小阪修平『非在の海』

小阪修平『非在の海――三島由紀夫と戦後社会のニヒリズム河出書房新社、1988年11月
戦後社会を空虚と感じた三島が、「現実」に疎外されつつ、いかに生きようとしたのかを考察した評論。というふうに読んだのだけど、実は内容の理解には自信がない。個々の作品の分析や、ある部分の思想の分析になるほどと思う箇所が多くあり、とても有益な本だとは思うが、全部読み通して、ではこの本全体で何を著者が語っていたかのかと振り返ってみると、何も出てこない。自分の読解力の無さを思い知る。
三島は「海」に固執した人である、ということを手掛かりに、三島にとて「海」とは何だったのかを論じている。「海」という点に着目したのは鋭いと思う。三島は「太陽」というモチーフが有名だけど、「海」は当然それとセットにして考えることもできるし、「海」というモチーフ自体、特に文学研究では重要モチーフとして様々な解釈をなされてきた。「海」はとても面白いモチーフなのだ。
でも「非在の海」と言われると私には理解できなくなってしまう。存在しない海ということだろうか。存在しない、するはずもないであろう「海」に、なんとしてでも到達してみようという強い意志を三島に見出したのだろうか。要するにロマン主義ということになると思う。
そう思って読んでいたら、そうではなかった。私はどうやら誤読していたようだ。「おわりに」で著者がこう書いている。

わたしは三島由紀夫は徹底的に自己の観念のなかでラディカルなひとであったとかんがえている。ここで自己というのは、ヨーロッパの哲学史が多少とも理念的に語ってきた自己の意味ではない。むしろ、わたしがどのような情熱をあるいは観念をもったとしても、それが自分のものでしかないと感じてしまうような「自己」のことである。だからわたしがここで言う自己は、ロマン主義が表象してきたような豊かな、生命力にあふれた自我ともちがう。むしろ、抽象的でなんの内容ももたないような自己、ニヒリズムの経験のなかで、人びとがさまざまな物語の衣装を脱ぎさったとき見いだすような自己、つまり追いやられるわたし、わたしであってしまうわたしのことである。(p.200)

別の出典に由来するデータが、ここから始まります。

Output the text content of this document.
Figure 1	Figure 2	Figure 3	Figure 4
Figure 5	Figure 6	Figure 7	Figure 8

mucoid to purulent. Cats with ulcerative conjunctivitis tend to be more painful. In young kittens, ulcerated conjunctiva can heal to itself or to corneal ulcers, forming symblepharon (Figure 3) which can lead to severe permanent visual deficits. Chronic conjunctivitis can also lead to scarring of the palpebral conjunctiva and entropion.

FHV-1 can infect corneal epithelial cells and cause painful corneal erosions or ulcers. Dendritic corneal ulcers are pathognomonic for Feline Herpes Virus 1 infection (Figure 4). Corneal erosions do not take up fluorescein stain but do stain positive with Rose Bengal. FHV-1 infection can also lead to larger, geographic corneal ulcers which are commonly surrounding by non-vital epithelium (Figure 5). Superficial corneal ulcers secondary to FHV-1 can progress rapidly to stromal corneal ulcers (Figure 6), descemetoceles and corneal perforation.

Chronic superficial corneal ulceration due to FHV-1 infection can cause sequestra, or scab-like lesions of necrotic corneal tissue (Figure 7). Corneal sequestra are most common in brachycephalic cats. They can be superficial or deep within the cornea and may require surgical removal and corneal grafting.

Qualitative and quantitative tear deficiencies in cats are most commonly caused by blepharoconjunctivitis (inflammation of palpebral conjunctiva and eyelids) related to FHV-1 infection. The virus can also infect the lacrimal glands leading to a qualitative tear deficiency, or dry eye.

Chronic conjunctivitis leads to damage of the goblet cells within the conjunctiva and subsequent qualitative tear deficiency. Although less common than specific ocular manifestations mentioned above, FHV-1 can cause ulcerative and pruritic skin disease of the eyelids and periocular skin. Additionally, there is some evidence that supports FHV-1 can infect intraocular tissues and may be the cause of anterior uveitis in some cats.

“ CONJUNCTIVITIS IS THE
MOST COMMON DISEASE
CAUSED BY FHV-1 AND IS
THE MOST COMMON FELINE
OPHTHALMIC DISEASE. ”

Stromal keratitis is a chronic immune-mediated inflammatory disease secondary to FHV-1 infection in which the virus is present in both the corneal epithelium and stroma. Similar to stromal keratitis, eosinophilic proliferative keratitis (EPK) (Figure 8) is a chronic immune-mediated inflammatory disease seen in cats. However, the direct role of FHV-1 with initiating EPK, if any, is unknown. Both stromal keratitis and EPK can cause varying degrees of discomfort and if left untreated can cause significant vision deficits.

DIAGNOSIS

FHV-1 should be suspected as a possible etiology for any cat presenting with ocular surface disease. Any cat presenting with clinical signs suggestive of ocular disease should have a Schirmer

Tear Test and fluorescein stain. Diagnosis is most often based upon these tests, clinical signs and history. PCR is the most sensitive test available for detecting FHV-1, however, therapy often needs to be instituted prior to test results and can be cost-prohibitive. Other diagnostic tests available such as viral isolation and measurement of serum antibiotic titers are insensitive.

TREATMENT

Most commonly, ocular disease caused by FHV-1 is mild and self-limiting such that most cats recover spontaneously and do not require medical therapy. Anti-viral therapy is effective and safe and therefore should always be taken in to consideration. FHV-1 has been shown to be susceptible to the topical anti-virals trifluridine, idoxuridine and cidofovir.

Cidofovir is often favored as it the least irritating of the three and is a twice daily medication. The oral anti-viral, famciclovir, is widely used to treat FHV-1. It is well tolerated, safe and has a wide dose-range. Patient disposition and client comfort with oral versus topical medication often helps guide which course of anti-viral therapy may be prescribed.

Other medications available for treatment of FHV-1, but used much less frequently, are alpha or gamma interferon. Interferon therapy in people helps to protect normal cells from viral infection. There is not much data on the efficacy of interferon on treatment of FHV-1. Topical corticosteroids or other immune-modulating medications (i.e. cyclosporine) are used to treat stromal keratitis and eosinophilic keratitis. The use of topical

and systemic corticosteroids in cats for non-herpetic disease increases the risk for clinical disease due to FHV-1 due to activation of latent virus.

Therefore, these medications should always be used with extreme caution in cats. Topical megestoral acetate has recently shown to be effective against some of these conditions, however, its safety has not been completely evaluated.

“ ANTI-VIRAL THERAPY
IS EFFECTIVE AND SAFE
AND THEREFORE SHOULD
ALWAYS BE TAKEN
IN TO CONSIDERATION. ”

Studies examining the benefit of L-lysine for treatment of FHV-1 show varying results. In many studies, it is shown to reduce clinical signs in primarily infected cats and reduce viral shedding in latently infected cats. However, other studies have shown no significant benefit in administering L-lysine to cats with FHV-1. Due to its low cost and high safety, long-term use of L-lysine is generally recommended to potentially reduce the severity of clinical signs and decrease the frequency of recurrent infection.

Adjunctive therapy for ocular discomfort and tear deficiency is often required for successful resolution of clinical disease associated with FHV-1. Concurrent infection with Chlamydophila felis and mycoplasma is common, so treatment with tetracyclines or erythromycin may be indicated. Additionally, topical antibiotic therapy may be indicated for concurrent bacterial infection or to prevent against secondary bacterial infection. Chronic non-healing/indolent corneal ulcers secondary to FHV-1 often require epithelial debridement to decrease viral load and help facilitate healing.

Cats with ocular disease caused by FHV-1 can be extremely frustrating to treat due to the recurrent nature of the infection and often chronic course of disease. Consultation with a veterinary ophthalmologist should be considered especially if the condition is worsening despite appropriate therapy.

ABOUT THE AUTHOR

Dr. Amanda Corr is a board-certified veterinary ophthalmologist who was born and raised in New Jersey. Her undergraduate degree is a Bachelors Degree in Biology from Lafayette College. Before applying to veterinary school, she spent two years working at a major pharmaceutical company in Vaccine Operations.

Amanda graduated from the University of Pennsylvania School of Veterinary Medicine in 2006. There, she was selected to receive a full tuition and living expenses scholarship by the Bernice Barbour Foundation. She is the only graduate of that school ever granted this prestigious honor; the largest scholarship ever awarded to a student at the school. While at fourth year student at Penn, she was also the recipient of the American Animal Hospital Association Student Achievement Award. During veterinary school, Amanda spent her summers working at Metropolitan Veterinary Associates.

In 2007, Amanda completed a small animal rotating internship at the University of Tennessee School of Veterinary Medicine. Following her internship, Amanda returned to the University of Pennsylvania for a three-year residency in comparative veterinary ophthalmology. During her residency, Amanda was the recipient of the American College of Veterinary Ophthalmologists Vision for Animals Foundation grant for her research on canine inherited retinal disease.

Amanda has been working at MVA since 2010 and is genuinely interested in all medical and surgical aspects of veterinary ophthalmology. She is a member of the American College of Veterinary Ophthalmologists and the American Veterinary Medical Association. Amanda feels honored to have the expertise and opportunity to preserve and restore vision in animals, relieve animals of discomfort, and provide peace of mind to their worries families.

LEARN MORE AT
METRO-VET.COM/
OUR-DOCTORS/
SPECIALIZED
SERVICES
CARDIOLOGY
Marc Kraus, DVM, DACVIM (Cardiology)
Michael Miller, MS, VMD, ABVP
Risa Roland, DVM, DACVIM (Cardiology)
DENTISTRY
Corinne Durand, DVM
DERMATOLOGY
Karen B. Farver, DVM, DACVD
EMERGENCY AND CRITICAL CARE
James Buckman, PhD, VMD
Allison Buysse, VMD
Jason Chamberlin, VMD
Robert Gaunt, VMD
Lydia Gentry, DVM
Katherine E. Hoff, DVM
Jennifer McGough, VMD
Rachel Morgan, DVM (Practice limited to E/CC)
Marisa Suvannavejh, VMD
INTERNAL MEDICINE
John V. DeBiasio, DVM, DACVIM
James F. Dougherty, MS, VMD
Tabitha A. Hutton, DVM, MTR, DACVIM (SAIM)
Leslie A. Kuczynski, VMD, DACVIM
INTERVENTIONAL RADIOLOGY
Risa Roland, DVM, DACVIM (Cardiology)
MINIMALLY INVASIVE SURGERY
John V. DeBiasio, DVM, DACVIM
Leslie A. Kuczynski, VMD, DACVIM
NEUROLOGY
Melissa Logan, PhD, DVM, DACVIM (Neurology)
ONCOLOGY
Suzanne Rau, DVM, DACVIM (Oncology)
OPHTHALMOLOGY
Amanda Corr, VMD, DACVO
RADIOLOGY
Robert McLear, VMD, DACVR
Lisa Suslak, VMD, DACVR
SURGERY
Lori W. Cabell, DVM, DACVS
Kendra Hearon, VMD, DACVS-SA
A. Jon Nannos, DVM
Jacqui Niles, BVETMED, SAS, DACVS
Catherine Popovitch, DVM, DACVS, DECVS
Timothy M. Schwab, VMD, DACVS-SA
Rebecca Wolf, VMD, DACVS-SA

「わたし」にまとわりついている「物語」を剥いでいき、さいごに残る裸形の「わたし」が三島にとっての「わたし」つまり自己という観念であったということは、たとえば「私はオブジェになりたい」という三島のエッセイにも書かれていたと思う。なので、この部分は納得できる箇所ではあったが、ただ「追いやられるわたし」という言い方が漠然としていて分からない。これは余計な言葉なのではないか。
小阪氏が語るのは、自分たちが青春をすごした時代すなわち60年代後半の全共闘の時代なのだ。三島を論じながら、本当に論じようとしていたのは、自分たちのことだったと思う。それはそれで、あの時代の思想を理解する上で良い本だった。
それにしても、私は全共闘を経験した人の文章を読むのが苦手だ、ということがはっきりと分かった。私の苦手の評論は、たいていこの世代の人たちの書いたものなのだ。この世代の人たちには、独特の言葉、あるいは話法というものがあるんじゃないだろうか。この世代だけ、異世界の言語を使っているような。世代論にしたくはないが、全共闘の時代の言葉に私はいつも「距離」を感じて困る。